Als die NSDAP sich am Abend des 9. Novembers 1938 zusammenfindet, um des sich jährenden vereitelten Putsches aus dem Jahr 1923 zu gedenken, hielt Göbbels mit der Zustimmung Hitlers eine Hetzrede gegen jüdische Menschen in Deutschland. Führungspersönlichkeiten der SA gaben im Anschluss direkte Befehle zur Pogromnacht telefonisch weiter. Für die Aktionen gegen Juden wurden aber auch Auflagen weitergegeben, beispielsweise dass darauf geachtet werden müsste, dass „deutsches“ Leben und Eigentum nicht gefährdet werden dürfte.1Vgl. https://www.lpb-bw.de/reichspogromnacht (Stand 9.11.2023) Als offizieller Anlass für die Pogrome wurde das Attentat genannt, das der junge Herschel Grynszpan auf Ernst von Rath2Für mehr Infos siehe https://www.dhm.de/lemo/biografie/ernst-vom-rath.html (Stand 9.11.2023), einen nationalsozialistischen Funktionär, nur zwei Tage zuvor verübte. Von Rath verstarb an den davongetragenen Verletzungen am Nachmittag des 9. Novembers. Was in der Nacht vom 9. auf den 10. November und auch am Tag des 10. November geschah, wurde nie zu verheimlichen versucht: Deutschlandweit wurden mindestens 1.400 Synagogen in Brand gesteckt, Überreste wurden später teilweise gesprengt, es wurden mehr als 7.000 Geschäfte sowie Wohnungen jüdischer Menschen verwüstet, es wurden hunderte jüdischer Menschen ermordet oder in den Selbstmord getrieben. Dabei gehen die Zahlen auseinander: Eine offizielle Angabe bezog sich auf 91, andere sprechen von 400, wieder andere von mindestens 1.000. In der Folge wurden bereits über 30.000 Juden in die Konzentrationslager Dachau, Sachsenhausen und Buchenwald deportiert. Durchgeführt wurden die Pogrome von SA- und SS-Offizieren, aber es beteiligten sich auch „normale“ Bürger.

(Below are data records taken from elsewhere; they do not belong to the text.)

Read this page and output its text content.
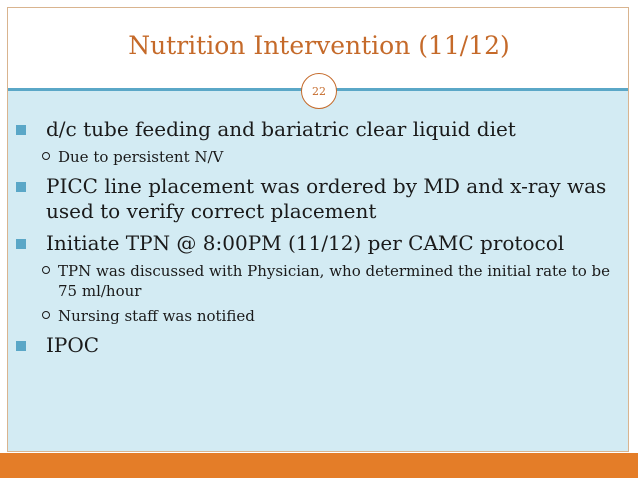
Nutrition Intervention (11/12)
22
d/c tube feeding and bariatric clear liquid diet
Due to persistent N/V
PICC line placement was ordered by MD and x-ray was used to verify correct placement
Initiate TPN @ 8:00PM (11/12) per CAMC protocol
TPN was discussed with Physician, who determined the initial rate to be 75 ml/hour
Nursing staff was notified
IPOC
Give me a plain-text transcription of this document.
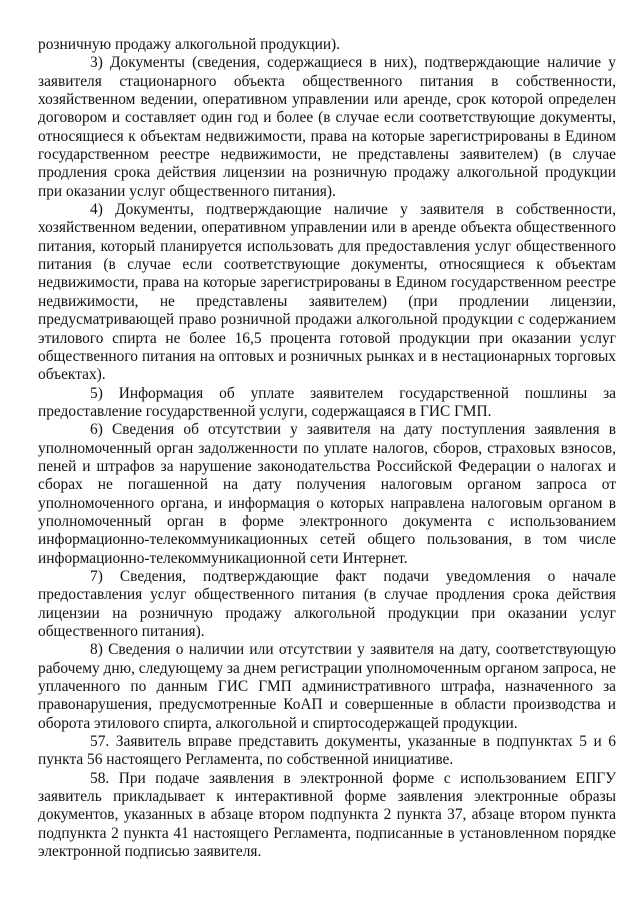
розничную продажу алкогольной продукции).

3) Документы (сведения, содержащиеся в них), подтверждающие наличие у заявителя стационарного объекта общественного питания в собственности, хозяйственном ведении, оперативном управлении или аренде, срок которой определен договором и составляет один год и более (в случае если соответствующие документы, относящиеся к объектам недвижимости, права на которые зарегистрированы в Едином государственном реестре недвижимости, не представлены заявителем) (в случае продления срока действия лицензии на розничную продажу алкогольной продукции при оказании услуг общественного питания).

4) Документы, подтверждающие наличие у заявителя в собственности, хозяйственном ведении, оперативном управлении или в аренде объекта общественного питания, который планируется использовать для предоставления услуг общественного питания (в случае если соответствующие документы, относящиеся к объектам недвижимости, права на которые зарегистрированы в Едином государственном реестре недвижимости, не представлены заявителем) (при продлении лицензии, предусматривающей право розничной продажи алкогольной продукции с содержанием этилового спирта не более 16,5 процента готовой продукции при оказании услуг общественного питания на оптовых и розничных рынках и в нестационарных торговых объектах).

5) Информация об уплате заявителем государственной пошлины за предоставление государственной услуги, содержащаяся в ГИС ГМП.

6) Сведения об отсутствии у заявителя на дату поступления заявления в уполномоченный орган задолженности по уплате налогов, сборов, страховых взносов, пеней и штрафов за нарушение законодательства Российской Федерации о налогах и сборах не погашенной на дату получения налоговым органом запроса от уполномоченного органа, и информация о которых направлена налоговым органом в уполномоченный орган в форме электронного документа с использованием информационно-телекоммуникационных сетей общего пользования, в том числе информационно-телекоммуникационной сети Интернет.

7) Сведения, подтверждающие факт подачи уведомления о начале предоставления услуг общественного питания (в случае продления срока действия лицензии на розничную продажу алкогольной продукции при оказании услуг общественного питания).

8) Сведения о наличии или отсутствии у заявителя на дату, соответствующую рабочему дню, следующему за днем регистрации уполномоченным органом запроса, не уплаченного по данным ГИС ГМП административного штрафа, назначенного за правонарушения, предусмотренные КоАП и совершенные в области производства и оборота этилового спирта, алкогольной и спиртосодержащей продукции.

57. Заявитель вправе представить документы, указанные в подпунктах 5 и 6 пункта 56 настоящего Регламента, по собственной инициативе.

58. При подаче заявления в электронной форме с использованием ЕПГУ заявитель прикладывает к интерактивной форме заявления электронные образы документов, указанных в абзаце втором подпункта 2 пункта 37, абзаце втором пункта подпункта 2 пункта 41 настоящего Регламента, подписанные в установленном порядке электронной подписью заявителя.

Für den Schaden, den Deutsche anrichteten, wurde „den Juden“ eine zu zahlende Strafe von einer Milliarde Reichsmark auferlegt, die von den Finanzämtern eingetrieben wurde.

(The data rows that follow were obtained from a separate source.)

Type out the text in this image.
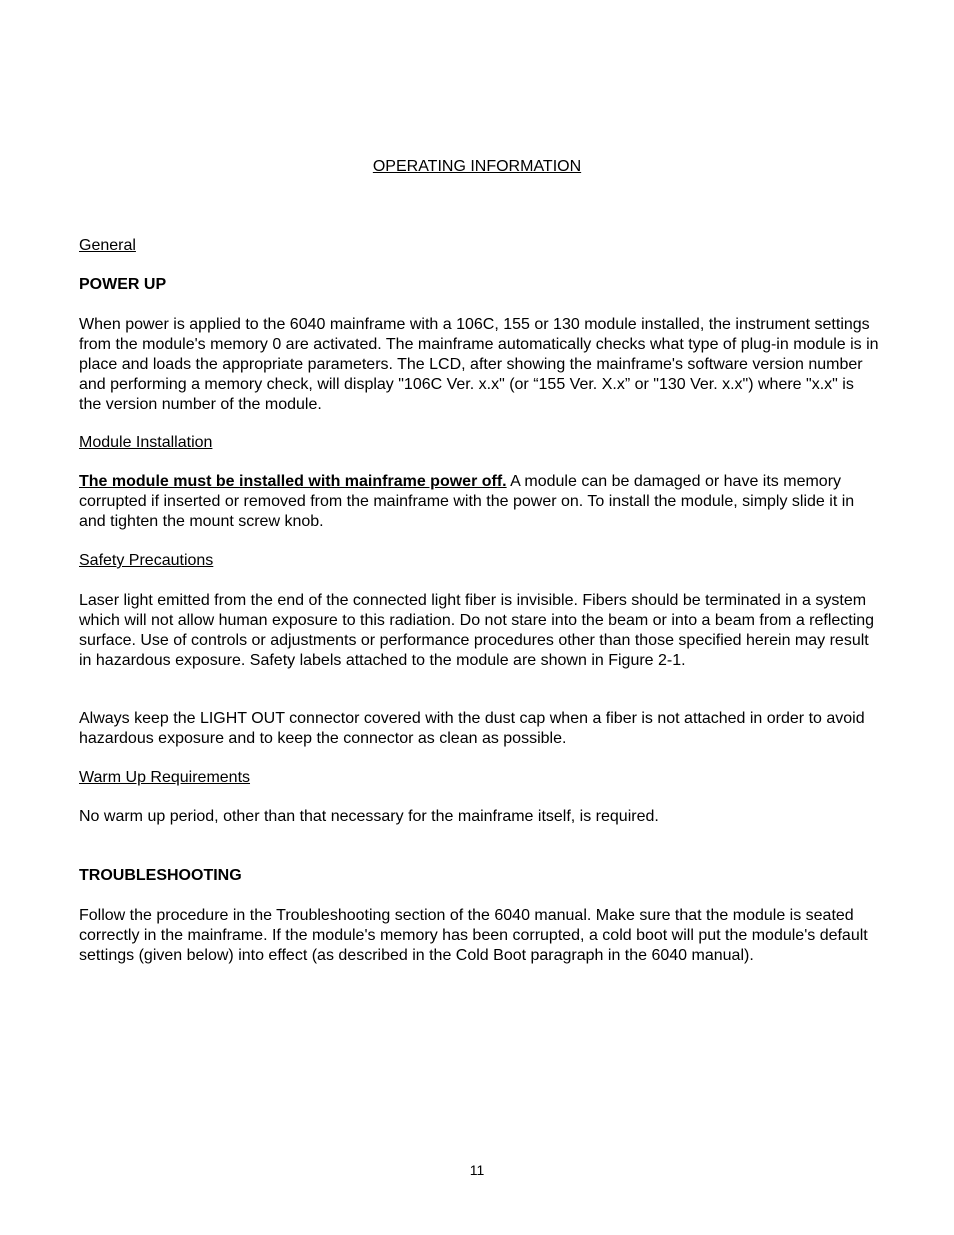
OPERATING INFORMATION

General

POWER UP

When power is applied to the 6040 mainframe with a 106C, 155 or 130 module installed, the instrument settings from the module's memory 0 are activated. The mainframe automatically checks what type of plug-in module is in place and loads the appropriate parameters. The LCD, after showing the mainframe's software version number and performing a memory check, will display "106C Ver. x.x" (or “155 Ver. X.x” or "130 Ver. x.x") where "x.x" is the version number of the module.

Module Installation

The module must be installed with mainframe power off. A module can be damaged or have its memory corrupted if inserted or removed from the mainframe with the power on. To install the module, simply slide it in and tighten the mount screw knob.

Safety Precautions

Laser light emitted from the end of the connected light fiber is invisible. Fibers should be terminated in a system which will not allow human exposure to this radiation. Do not stare into the beam or into a beam from a reflecting surface. Use of controls or adjustments or performance procedures other than those specified herein may result in hazardous exposure. Safety labels attached to the module are shown in Figure 2-1.

Always keep the LIGHT OUT connector covered with the dust cap when a fiber is not attached in order to avoid hazardous exposure and to keep the connector as clean as possible.

Warm Up Requirements

No warm up period, other than that necessary for the mainframe itself, is required.

TROUBLESHOOTING

Follow the procedure in the Troubleshooting section of the 6040 manual. Make sure that the module is seated correctly in the mainframe. If the module's memory has been corrupted, a cold boot will put the module's default settings (given below) into effect (as described in the Cold Boot paragraph in the 6040 manual).

11
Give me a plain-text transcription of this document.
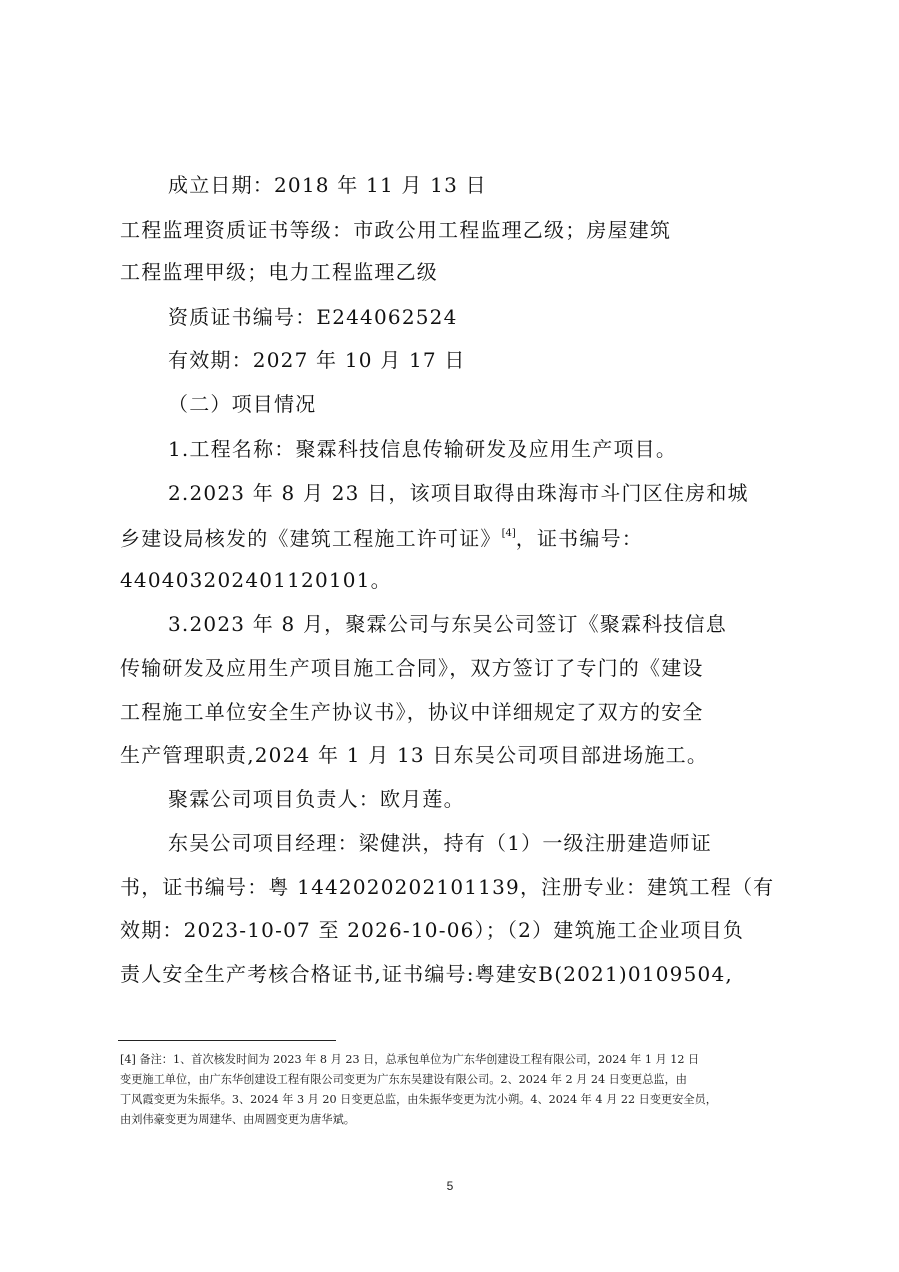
成立日期：2018 年 11 月 13 日
工程监理资质证书等级：市政公用工程监理乙级；房屋建筑
工程监理甲级；电力工程监理乙级
资质证书编号：E244062524
有效期：2027 年 10 月 17 日
（二）项目情况
1.工程名称：聚霖科技信息传输研发及应用生产项目。
2.2023 年 8 月 23 日，该项目取得由珠海市斗门区住房和城
乡建设局核发的《建筑工程施工许可证》[4]，证书编号：
440403202401120101。
3.2023 年 8 月，聚霖公司与东吴公司签订《聚霖科技信息
传输研发及应用生产项目施工合同》，双方签订了专门的《建设
工程施工单位安全生产协议书》，协议中详细规定了双方的安全
生产管理职责,2024 年 1 月 13 日东吴公司项目部进场施工。
聚霖公司项目负责人：欧月莲。
东吴公司项目经理：梁健洪，持有（1）一级注册建造师证
书，证书编号：粤 1442020202101139，注册专业：建筑工程（有
效期：2023-10-07 至 2026-10-06）；（2）建筑施工企业项目负
责人安全生产考核合格证书,证书编号:粤建安B(2021)0109504,
[4] 备注：1、首次核发时间为 2023 年 8 月 23 日，总承包单位为广东华创建设工程有限公司，2024 年 1 月 12 日
变更施工单位，由广东华创建设工程有限公司变更为广东东吴建设有限公司。2、2024 年 2 月 24 日变更总监，由
丁风霞变更为朱振华。3、2024 年 3 月 20 日变更总监，由朱振华变更为沈小朔。4、2024 年 4 月 22 日变更安全员，
由刘伟豪变更为周建华、由周圆变更为唐华斌。
5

Das Bild zeigt, wie in Baden-Baden kurz nach den Novemberpogromen Juden in einer Kolonne zur sog. „Schutzhaft“ in ein KZ verbracht werden.

In diesem Jahr „gewinnt“ (oder sollte man eigentlich vom Verlieren sprechen?) der heutige Gedenktag jedoch für jüdische wie auch nicht-jüdische geschichtsbewusste Menschen in Deutschland noch eine andere Seite hinzu: die der Angst. Seit die Terrororganisation Hamas am 7. Oktober 2023 das größte Massaker in der Geschichte Israels verübte und damit einen Krieg mit dem jüdischen Staat vom Zaun brach, nimmt auch in Deutschland die Unsicherheit zu. Es kam mittlerweile zu über 450 sog. pro-palästinensischen Demonstrationen3Vgl. https://www.volksfreund.de/nachrichten/politik/inland/faeser-450-propalaestinensische-demos-seit-dem-7-oktober_aid-101102373 (Stand 9.11.2023), von denen die meisten aber für anti-israelische und anti-semitische Hetze genutzt wurden, stets begleitet von massiven Gewaltausbrüchen. Wieder, wie vor 85 Jahren, werden in diesen Tagen Häuser, in denen jüdische Menschen wohnen, mit einem Davidstern beschmiert. Wieder werden jüdische Menschen mit Wort, aber auch physisch immer wieder angegriffen: Während die polizeiliche Erfassung von antisemitischen Straftaten in den Quartalen zuvor stets unter einer Zahl von 500 blieb, wurde diese Hürde allein im ersten Monat des vierten Quartals schon weit überschritten.4Vgl. https://www.fr.de/politik/antisemitische-straftaten-bereits-vor-israel-krieg-stark-gestiegen-zr-92657023.html (Stand 9.11.2023)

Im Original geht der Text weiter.